Lydia gasped and looked around. Charlotte peeked out of the doorway. She pointed weakly behind her. “Um, Lyd, I’m going lay down. I think the mushrooms are acting up again.” She disappeared into the house.

When the other women went through leaving Erik holding the mirror on her lawn, Lydia reached to touch the surface. Her fingers slipped into the mirror, and she jerked them back.

“Peek inside,” Erik said. “No one is watching.”

Lydia glanced to make sure Charlotte had left and then leaned her head toward the mirror and closed her eyes. She felt warmth as she passed through the glass and then opened her eyes to look. Her head was in Erik’s bedroom at the mansion. She saw Cait’s back as she pushed Margareta out of Erik’s room. Lydia pulled out of the mirror.

“It’s a compromise,” Erik said. “Now we live in both places. If anything happens, we can be in the mansion in two steps.” He pushed the mirror so that it became smaller and easier to carry. “Is that all right, love? The portal will make my family happy, and this way we have their protection at all times. Don’t worry, we’ll leave our room locked on the other side. No one will be coming over uninvited.”

“It’s actually kind of perfect,” Lydia said, chuckling. “With us, Charlotte and my grandmother’s ghost flitting around, the Victorian might feel a little crowded. This will give us some privacy. Though, maybe not so much magick around Charlotte right now. She’s been through enough and I just reintroduced her to my grandmother’s ghost.”

“Aye, sorry about that,” he murmured. He held the mirror with one hand and pulled her close with the other. “She looks better though. Euann wants me to put in a good word for him with Charlotte.”

“So naturally you’ll sabotage him?” Lydia wrapped her arms around his neck and held him close.

“Oh, aye, definitely. I still owe him for a few things he did to me back in the seventeen-hundreds.” He took her offered lips and kissed her. “See, lass, ya understand us MacGregors perfectly.”

“Seventeen-hundreds,” she whispered. No matter how she tried to ignore that little fact, it kept coming back to trouble her.

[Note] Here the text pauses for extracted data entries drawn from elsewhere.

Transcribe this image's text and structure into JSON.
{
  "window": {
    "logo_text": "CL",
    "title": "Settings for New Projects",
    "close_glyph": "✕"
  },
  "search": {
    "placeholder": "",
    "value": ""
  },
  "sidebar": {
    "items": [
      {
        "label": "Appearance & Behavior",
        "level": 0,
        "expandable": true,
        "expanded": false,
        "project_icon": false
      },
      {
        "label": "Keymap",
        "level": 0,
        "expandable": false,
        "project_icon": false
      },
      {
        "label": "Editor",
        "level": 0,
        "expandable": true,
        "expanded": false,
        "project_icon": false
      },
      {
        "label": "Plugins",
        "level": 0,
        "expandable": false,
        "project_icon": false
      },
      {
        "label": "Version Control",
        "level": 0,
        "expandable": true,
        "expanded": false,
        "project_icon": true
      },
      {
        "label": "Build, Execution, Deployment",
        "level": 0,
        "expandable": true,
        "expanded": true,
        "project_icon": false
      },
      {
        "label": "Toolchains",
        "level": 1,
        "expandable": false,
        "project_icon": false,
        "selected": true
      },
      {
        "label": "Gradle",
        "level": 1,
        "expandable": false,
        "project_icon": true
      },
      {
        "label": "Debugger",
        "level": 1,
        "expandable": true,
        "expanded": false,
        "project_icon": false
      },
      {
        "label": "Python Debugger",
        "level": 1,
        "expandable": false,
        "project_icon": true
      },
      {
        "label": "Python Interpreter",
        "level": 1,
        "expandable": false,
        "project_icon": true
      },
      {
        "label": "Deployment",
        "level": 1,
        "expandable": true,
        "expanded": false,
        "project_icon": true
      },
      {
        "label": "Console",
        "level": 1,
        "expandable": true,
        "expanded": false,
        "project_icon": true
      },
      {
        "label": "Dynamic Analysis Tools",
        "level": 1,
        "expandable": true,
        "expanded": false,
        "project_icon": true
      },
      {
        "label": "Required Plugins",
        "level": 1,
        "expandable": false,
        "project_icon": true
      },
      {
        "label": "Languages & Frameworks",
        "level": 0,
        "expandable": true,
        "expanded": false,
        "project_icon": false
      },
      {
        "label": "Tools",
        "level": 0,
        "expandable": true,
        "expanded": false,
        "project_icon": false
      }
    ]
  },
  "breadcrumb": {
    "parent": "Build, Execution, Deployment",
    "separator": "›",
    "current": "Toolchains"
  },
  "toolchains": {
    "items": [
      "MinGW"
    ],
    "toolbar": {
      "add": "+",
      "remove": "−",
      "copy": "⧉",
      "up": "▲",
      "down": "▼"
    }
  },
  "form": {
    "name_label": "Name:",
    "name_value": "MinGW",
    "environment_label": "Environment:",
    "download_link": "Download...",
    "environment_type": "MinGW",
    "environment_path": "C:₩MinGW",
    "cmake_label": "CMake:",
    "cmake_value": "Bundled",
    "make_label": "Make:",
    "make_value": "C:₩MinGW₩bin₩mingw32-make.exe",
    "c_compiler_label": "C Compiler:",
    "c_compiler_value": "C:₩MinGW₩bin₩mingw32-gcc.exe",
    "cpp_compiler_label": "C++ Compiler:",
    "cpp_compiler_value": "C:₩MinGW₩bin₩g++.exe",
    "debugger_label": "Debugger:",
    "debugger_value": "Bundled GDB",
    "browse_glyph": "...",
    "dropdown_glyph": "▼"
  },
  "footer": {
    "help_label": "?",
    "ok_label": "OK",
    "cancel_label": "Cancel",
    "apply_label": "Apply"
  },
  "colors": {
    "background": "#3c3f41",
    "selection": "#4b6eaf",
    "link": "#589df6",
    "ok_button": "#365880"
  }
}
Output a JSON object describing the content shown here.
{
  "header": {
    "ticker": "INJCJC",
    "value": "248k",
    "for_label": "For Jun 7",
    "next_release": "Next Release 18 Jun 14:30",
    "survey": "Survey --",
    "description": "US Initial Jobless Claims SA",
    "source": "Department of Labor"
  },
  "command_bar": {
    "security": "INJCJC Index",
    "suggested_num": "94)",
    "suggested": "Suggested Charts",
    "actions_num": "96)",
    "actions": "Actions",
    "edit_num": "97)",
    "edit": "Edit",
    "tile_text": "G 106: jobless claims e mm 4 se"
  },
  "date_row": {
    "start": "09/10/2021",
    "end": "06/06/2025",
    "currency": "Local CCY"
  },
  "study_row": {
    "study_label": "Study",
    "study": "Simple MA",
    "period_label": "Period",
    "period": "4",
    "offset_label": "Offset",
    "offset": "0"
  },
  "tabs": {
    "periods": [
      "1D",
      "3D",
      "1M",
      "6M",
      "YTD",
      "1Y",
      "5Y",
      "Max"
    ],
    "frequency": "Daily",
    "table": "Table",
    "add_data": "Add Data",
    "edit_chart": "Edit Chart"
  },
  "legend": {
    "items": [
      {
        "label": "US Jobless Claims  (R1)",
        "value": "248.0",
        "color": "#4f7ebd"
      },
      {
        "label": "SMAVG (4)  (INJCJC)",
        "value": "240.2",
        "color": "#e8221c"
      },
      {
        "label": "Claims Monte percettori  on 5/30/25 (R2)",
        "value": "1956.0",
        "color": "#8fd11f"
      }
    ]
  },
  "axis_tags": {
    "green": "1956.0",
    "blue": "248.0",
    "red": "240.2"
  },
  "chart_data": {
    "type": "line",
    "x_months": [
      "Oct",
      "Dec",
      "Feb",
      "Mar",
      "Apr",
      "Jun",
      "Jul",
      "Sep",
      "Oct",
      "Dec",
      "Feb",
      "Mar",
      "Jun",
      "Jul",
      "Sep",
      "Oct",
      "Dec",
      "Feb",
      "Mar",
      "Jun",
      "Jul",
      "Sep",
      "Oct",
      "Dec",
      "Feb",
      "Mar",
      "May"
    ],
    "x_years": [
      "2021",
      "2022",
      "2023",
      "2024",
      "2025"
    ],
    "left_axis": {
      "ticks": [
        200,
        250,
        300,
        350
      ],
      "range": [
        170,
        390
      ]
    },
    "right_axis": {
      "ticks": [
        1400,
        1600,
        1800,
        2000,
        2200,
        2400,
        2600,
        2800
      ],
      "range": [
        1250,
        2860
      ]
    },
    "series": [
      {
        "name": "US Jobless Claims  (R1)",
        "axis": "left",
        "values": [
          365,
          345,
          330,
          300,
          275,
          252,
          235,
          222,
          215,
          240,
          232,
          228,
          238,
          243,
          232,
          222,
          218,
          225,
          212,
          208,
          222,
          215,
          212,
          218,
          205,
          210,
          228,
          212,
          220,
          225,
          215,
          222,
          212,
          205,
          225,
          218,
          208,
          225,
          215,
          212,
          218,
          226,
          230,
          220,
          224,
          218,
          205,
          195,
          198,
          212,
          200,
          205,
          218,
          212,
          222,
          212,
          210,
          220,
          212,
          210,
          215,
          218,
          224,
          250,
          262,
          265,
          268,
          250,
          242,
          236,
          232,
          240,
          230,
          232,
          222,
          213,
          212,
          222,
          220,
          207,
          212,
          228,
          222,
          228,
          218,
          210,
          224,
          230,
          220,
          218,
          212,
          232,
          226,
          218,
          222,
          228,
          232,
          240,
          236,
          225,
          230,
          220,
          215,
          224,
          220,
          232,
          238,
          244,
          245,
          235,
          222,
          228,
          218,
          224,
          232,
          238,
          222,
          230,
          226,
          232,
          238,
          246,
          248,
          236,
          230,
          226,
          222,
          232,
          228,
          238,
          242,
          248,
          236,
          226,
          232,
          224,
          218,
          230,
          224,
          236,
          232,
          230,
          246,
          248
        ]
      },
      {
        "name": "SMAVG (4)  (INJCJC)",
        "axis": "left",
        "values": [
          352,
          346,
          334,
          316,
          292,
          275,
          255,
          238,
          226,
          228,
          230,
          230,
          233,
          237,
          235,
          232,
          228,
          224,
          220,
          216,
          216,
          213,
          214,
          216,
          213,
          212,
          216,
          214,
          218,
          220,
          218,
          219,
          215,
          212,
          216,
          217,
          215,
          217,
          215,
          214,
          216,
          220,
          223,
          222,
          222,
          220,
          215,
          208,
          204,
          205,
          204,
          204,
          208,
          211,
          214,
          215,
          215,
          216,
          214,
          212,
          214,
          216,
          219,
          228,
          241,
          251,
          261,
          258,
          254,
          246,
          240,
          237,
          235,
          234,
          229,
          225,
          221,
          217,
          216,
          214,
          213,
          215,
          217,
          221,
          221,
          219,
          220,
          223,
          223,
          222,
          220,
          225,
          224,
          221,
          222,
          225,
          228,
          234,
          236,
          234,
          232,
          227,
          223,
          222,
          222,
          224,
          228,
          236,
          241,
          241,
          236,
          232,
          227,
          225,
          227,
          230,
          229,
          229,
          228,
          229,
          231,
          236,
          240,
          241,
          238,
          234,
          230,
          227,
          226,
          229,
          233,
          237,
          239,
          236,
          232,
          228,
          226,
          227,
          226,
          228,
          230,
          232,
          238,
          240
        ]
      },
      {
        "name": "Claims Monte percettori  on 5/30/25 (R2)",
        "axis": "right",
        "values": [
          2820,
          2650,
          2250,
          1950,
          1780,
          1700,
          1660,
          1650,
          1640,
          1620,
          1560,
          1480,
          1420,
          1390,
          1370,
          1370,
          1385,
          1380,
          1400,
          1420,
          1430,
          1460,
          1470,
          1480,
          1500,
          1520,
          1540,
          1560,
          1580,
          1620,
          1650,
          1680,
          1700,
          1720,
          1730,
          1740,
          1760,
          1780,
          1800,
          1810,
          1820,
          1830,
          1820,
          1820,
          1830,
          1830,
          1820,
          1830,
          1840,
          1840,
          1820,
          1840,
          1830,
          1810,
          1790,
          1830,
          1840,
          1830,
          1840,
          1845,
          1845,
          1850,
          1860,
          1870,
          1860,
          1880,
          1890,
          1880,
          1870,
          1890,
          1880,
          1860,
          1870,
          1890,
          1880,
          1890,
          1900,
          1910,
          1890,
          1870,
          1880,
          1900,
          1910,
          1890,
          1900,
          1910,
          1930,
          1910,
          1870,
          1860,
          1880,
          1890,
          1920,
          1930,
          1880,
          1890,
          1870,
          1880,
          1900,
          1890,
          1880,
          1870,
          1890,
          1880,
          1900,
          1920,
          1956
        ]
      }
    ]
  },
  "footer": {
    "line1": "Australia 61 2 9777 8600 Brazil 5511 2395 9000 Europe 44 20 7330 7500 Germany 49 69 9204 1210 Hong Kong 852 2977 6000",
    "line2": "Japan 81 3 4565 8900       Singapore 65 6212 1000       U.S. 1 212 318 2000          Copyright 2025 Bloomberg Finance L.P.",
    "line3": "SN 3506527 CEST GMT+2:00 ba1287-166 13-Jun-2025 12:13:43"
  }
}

“Aye, he got me drunk and I ended up conscripted into a navy,” Erik chuckled. Then, seeing her expression, he said, “Ah, love, don’t worry. It’s just pranks between brothers. I’m unharmed, and Euann didn’t mean for it to happen.”

“Have you been married before?” Lydia pushed a strand of his hair out of his face to study his eyes.

“No, lass, ya will be my first and only.” He returned the gesture, brushing the hair out of her face.

“Only? But I’m not a warlock. I’m human. I’m not like you, Erik. I’ll grow old and die. I’m not magickal.” Inside she shook with emotions. Trying to lighten what she was saying with a joke, she said, “You know, unless I come back to haunt you. I’m sure Gramma Annabelle can tell me how it’s done.”

“All I have is yours, Lydia.” Erik let the mirror drop on the ground and slipped his arm around her waist. A light breeze swept around them. She shivered, feeling him in the wind. “That includes my immortally and my magick. Aye, death can find us all, but ya will live as I live. My magick will infuse ya and, after time, ya will grow your own power and become immortal as well. Of course, until that time you’ll have to stay close to me.” A seductively playful smile curled his lips. “I’ll need to feed ya my power.” He wagged his brows and pulled her hips flush to his to feel his desire for her. “It’s a way to make sure we’re the real thing. If we part, the process will stop. This is how the non-magick become magick.”

Lydia felt his magick slipping into her fingers, tingling down her arms. “Are you sure that last part isn’t a line? If we part, the process will stop?”

“We best not risk it.” He rocked into her. “Though, might I suggest we take the rest of this conversation up to our room, and through the mirror? Ya can rearrange anything ya like, love, but maybe it’s best not to scare Charlotte.”

“I suppose it’s time you came inside, Mr. MacGregor,” Lydia whispered, leaning her mouth close to his ear, “to give me my magickal feeding.”

“Aye,
fíorghrá,
whatever ya wish.” He grabbed the mirror and whisked into the home.

“I love you, too, Erik.” Lydia laughed when he didn’t bother to look around the house he’d been trying so hard to get into but instead hurried her upstairs toward her room. “You crazy warlock, I love you too.”